We have not imposed anything on our campus and adoption is based on interest and word of mouth. So far our adoption of communities (backed by a rebadged dotLRN) is about 3 times our adoption of course sites (backed by CourseWork from Stanford). Evidence on 'real use' of VLEs (e.g. only 30% of courses making heavy use of VLE 5 years after introduction) from campuses that have imposed campus-wide platforms leads us to believe we are not unique.

We continue to refer to OpenACS and dotLRN as a benchmark on good design of useful and usable feature sets and I have posted to Sakai forums referring to some of your practices as examples for them to follow.

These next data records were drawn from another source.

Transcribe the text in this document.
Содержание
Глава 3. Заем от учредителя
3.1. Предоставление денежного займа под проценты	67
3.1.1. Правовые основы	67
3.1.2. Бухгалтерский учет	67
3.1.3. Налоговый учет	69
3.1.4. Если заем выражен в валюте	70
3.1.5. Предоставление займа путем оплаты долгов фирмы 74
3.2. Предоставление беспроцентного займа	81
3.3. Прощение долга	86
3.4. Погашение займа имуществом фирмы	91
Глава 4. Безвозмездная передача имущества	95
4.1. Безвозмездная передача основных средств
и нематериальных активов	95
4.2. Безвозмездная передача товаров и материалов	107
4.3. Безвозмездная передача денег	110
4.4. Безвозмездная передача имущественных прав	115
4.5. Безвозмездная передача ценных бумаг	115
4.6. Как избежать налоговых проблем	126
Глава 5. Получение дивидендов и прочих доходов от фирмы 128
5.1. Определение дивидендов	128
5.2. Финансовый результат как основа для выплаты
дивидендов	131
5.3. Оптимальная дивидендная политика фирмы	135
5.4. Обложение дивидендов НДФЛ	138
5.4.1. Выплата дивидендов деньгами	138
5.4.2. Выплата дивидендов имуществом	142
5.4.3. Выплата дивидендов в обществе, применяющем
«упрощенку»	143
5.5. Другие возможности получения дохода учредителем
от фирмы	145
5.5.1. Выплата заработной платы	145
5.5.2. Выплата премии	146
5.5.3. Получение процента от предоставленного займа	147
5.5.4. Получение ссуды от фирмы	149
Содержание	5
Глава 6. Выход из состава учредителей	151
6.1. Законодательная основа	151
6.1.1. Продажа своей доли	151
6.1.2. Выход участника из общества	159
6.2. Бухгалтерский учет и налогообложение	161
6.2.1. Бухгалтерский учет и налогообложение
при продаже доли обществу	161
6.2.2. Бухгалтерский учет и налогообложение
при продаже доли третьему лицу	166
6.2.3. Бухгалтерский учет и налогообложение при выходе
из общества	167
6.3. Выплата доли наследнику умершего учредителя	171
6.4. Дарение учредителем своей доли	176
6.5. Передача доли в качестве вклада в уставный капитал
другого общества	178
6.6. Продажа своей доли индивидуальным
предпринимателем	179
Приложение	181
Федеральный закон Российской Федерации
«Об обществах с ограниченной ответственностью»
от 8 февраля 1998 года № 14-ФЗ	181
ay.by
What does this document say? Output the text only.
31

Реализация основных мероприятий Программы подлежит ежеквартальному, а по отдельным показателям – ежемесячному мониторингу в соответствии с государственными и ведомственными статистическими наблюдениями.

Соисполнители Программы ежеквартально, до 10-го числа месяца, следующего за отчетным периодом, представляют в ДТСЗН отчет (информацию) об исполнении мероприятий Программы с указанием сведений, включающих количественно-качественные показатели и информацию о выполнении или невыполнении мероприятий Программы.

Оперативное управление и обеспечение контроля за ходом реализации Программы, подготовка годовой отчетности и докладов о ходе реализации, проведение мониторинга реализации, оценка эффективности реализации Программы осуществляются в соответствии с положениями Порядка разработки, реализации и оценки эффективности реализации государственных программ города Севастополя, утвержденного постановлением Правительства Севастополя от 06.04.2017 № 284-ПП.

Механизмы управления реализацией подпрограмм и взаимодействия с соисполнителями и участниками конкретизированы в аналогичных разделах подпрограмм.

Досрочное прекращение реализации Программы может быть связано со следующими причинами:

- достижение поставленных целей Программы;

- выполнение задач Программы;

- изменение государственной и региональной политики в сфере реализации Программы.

We are now looking hard at Sakai because it does support both communities and courses out of the box. And it seems likely that many will soon be working to create value-added research tools for the research communities. (see http://www.grids.ac.uk/twiki/bin/view/EResearch/VreProjects for some recently funded 'Virtual Research Environments' in the UK)

I would urge the community to look again at the concept that a class/course is just a special case of a community and that setting up a class is just a configuration option. Then apply the portal to the resulting collection of classes and communities. I think this will make the software more attractive in many ways and allow you to compete with Sakai, which I think is in a more realistic niche (at least for research-led Universities) than competing with Moodle, Blackboard, etc. in the VLE mainstream. A common product should help with alignment of goals and supporting other specialised 'configurations' of a community - e.g. project group would add even more value.

I hope this is of some value and thanks again for some great work!